元々発電事業者ではなく、発電所開発の知見も少ないと思われる良品計画がなぜ発電事業にまで踏み込むのでしょうか。
リリースには’発電設備周辺の自然環境や住民への影響に充分に配慮した設備用地の選定を実現するために、発電事業を行う会社を設立することとしました’、と出ています。無印計画の事業戦略を考えると発電事業会社の設立は自然な流れの様に思えます。
統合レポートに事業戦略として以下が記されています。
「良品計画の事業戦略は、ESG戦略と表裏一体です。「感じ良い暮らしと社会」の実現に向けて、4つの重要課題を軸とした商品、サービス、事業活動を展開しています。」
統合レポート MUJI REPORT 2024(2024年8月期) https://www.ryohin-keikaku.jp/sustainability/pdf/MUJI_REPORT_2024_J.pdf
4つの重要課題として最初に挙げられている2つは「資源循環型・自然共生型・持続可能な社会の実現」「土着化による地域課題解決と地域活性化の実現」です。自然共生型、地域課題解決を考えると、発電所の開発も人任せにせず、自分たちで積極的に関与して行こうと言うことかと思います。

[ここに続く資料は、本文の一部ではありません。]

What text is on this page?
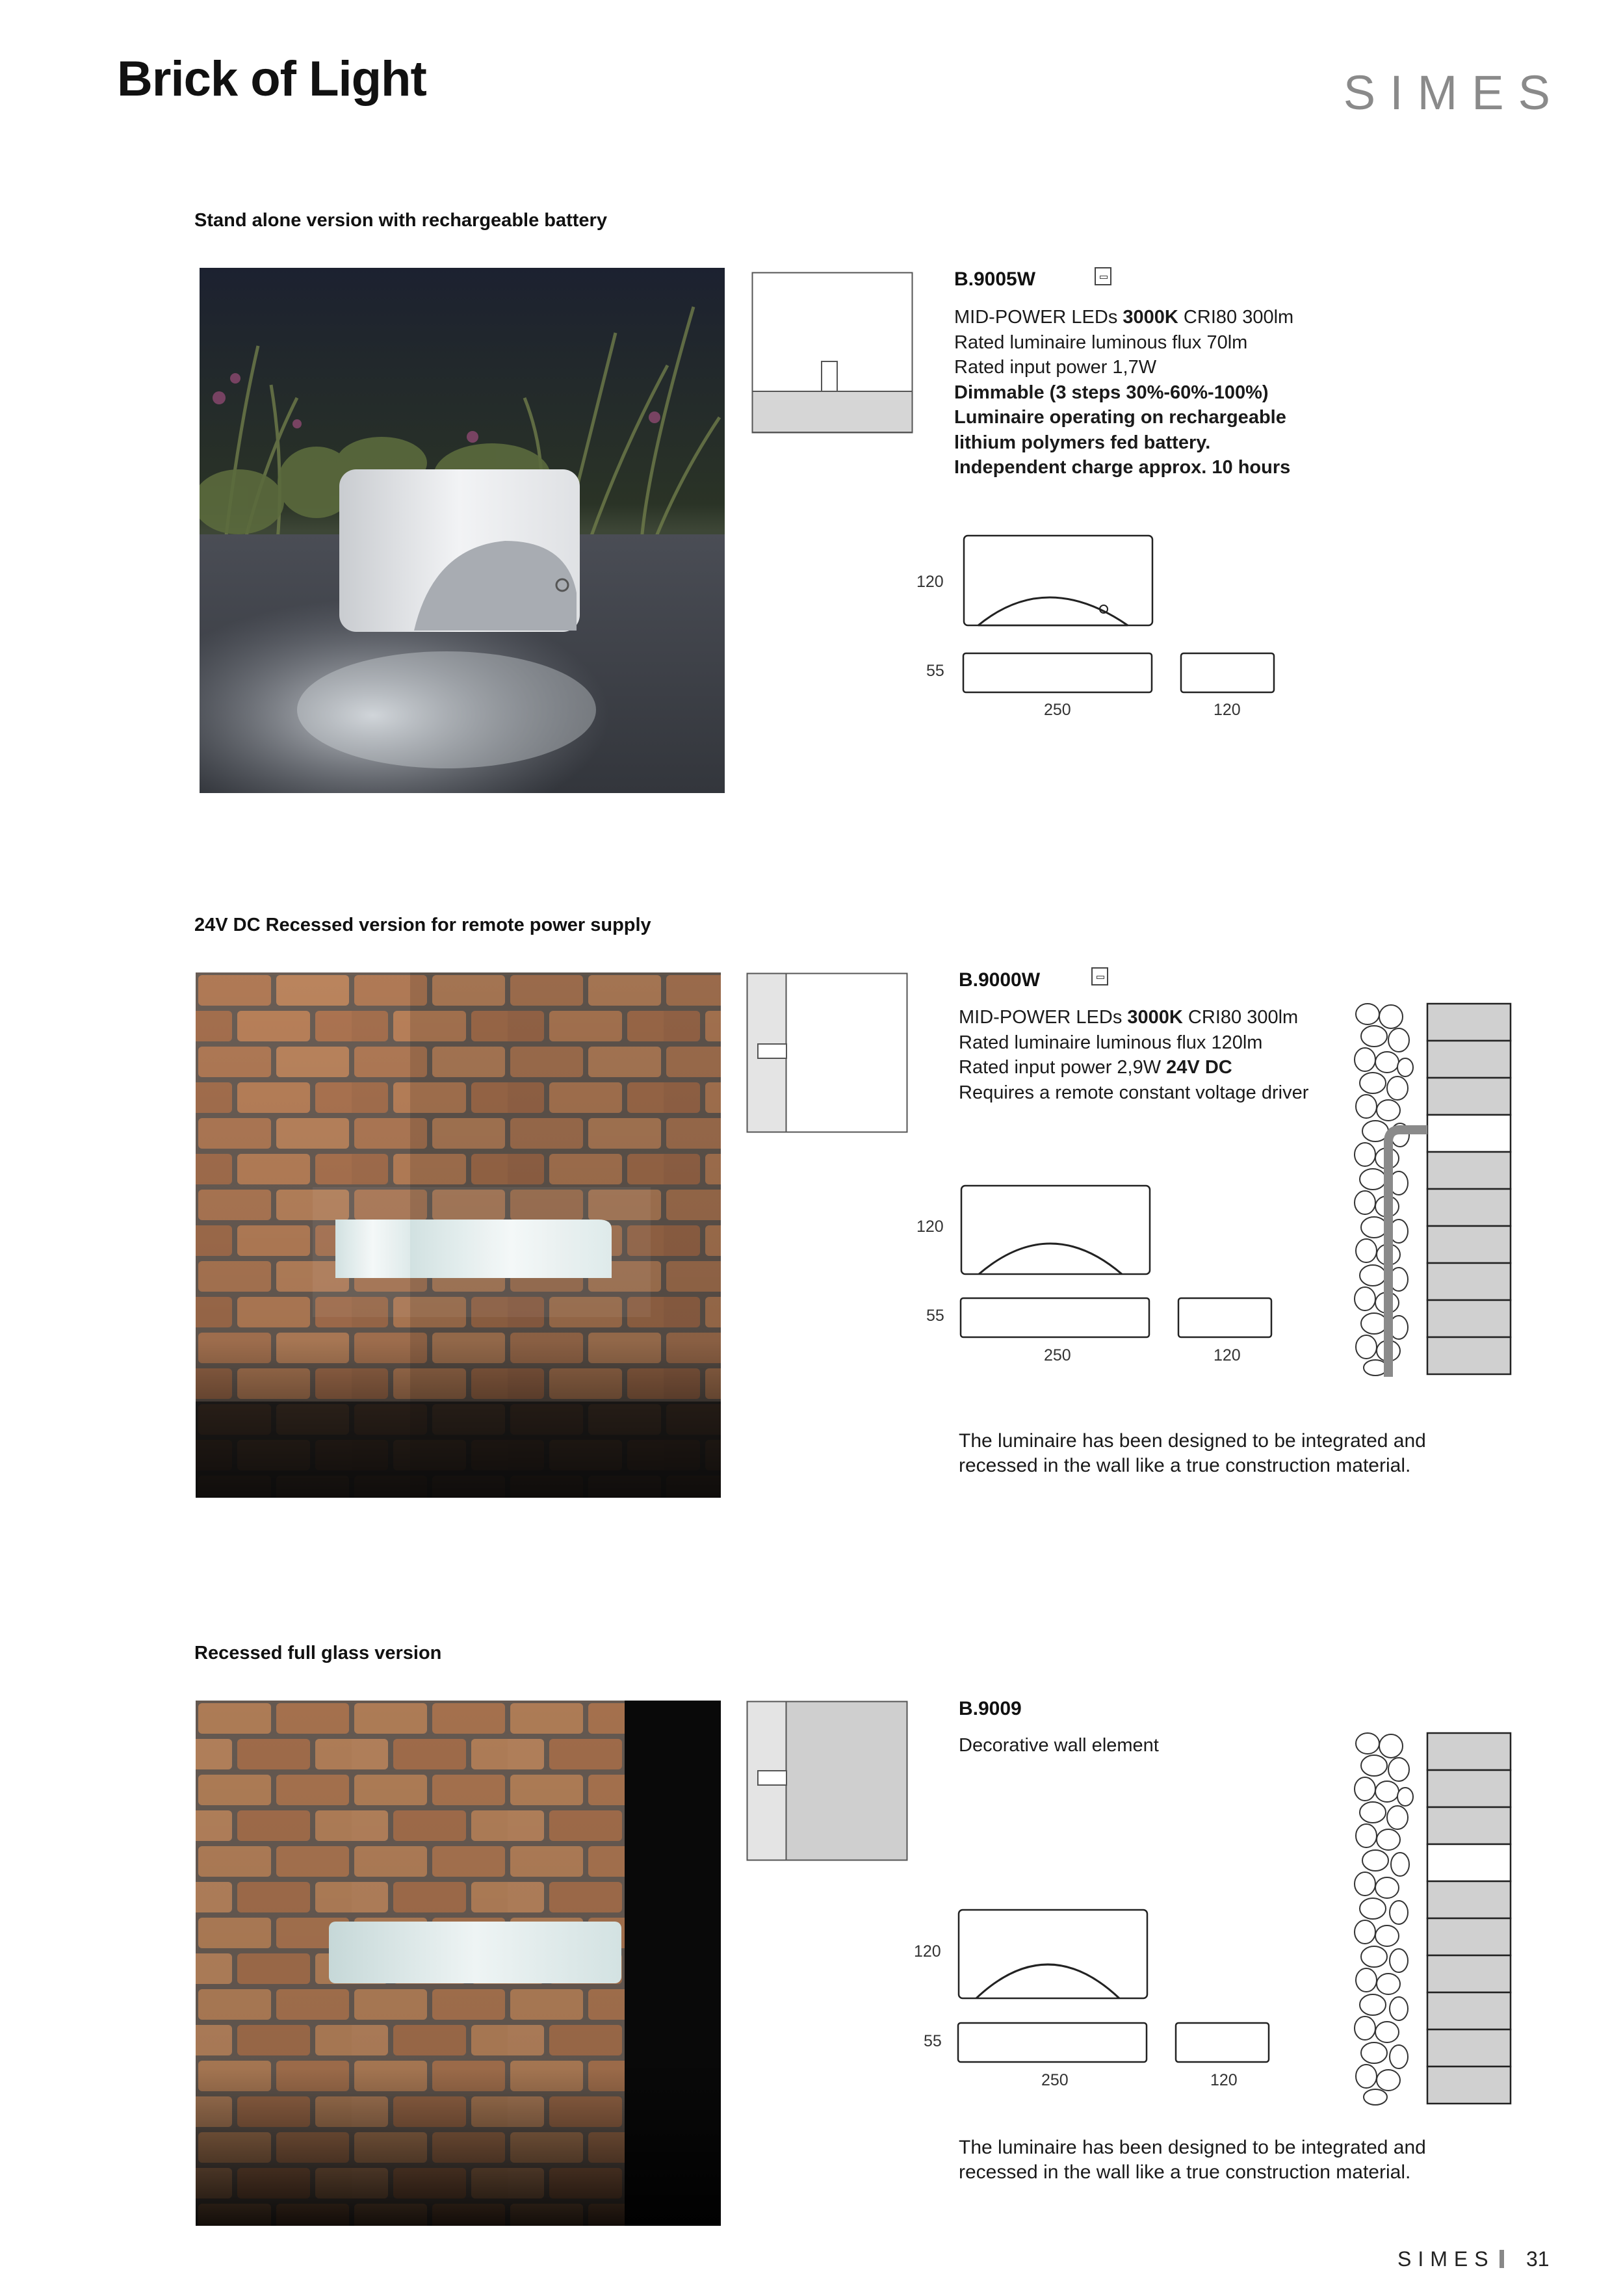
Brick of Light	SIMES
Stand alone version with rechargeable battery
B.9005W
MID-POWER LEDs 3000K CRI80 300lm
Rated luminaire luminous flux 70lm
Rated input power 1,7W
Dimmable (3 steps 30%-60%-100%)
Luminaire operating on rechargeable
lithium polymers fed battery.
Independent charge approx. 10 hours
120
55
250	120
24V DC Recessed version for remote power supply
B.9000W
MID-POWER LEDs 3000K CRI80 300lm
Rated luminaire luminous flux 120lm
Rated input power 2,9W 24V DC
Requires a remote constant voltage driver
120
55
250	120
The luminaire has been designed to be integrated and
recessed in the wall like a true construction material.
Recessed full glass version
B.9009
Decorative wall element
120
55
250	120
The luminaire has been designed to be integrated and
recessed in the wall like a true construction material.
SIMES 31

発電事業者会社設立のリリースでも、耕作放棄地等を活用した発電所の建設、営農型太陽光発電などによる雇用や生産面での地域社会への貢献を目指す、と書かれています。耕作放棄地を活用することにより、自然共生型の発電所としたり、営農型太陽光により、営農者の減少を防ぐことを考えているのだと思います。
無印ならではの取り組みに
営農型太陽光発電の場合、下部農地で作った農作物をどの様に販売していくかも課題となりますが、野菜や加工食品も扱っている無印計画であれば農作物の販売も一緒に考えられます。
農作物については無印計画のプリンセスサリーの取り組みが参考になります。高齢化やお米の価格向上といった課題に取り組むために2022年から地域生産者とともにプリンセスサリーの栽培を始めた様です。
千葉県産プリンセスサリー先行予約販売を始めました
https://www.muji.com/jp/ja/special-feature/other/shokoku/princess-sally/
直近の米騒動によってそれまでの生産者が栽培を中止すると言う想定外の事態も発生してはいるものの、今年度も生産者を見つけ、予約販売を行った様です。
令和の米騒動でピンチ
https://www.tv-tokyo.co.jp/plus/business/entry/202505/16936.html
再エネに対しての地域の目が厳しくなって来ている中、地域に受け入れらえる再エネとはどの様なものか、問われていますが、電気の需要家としての良品計画の動きはそれに一つのモデルを提示する可能性があるものとして今後も注目して行きたいと思います。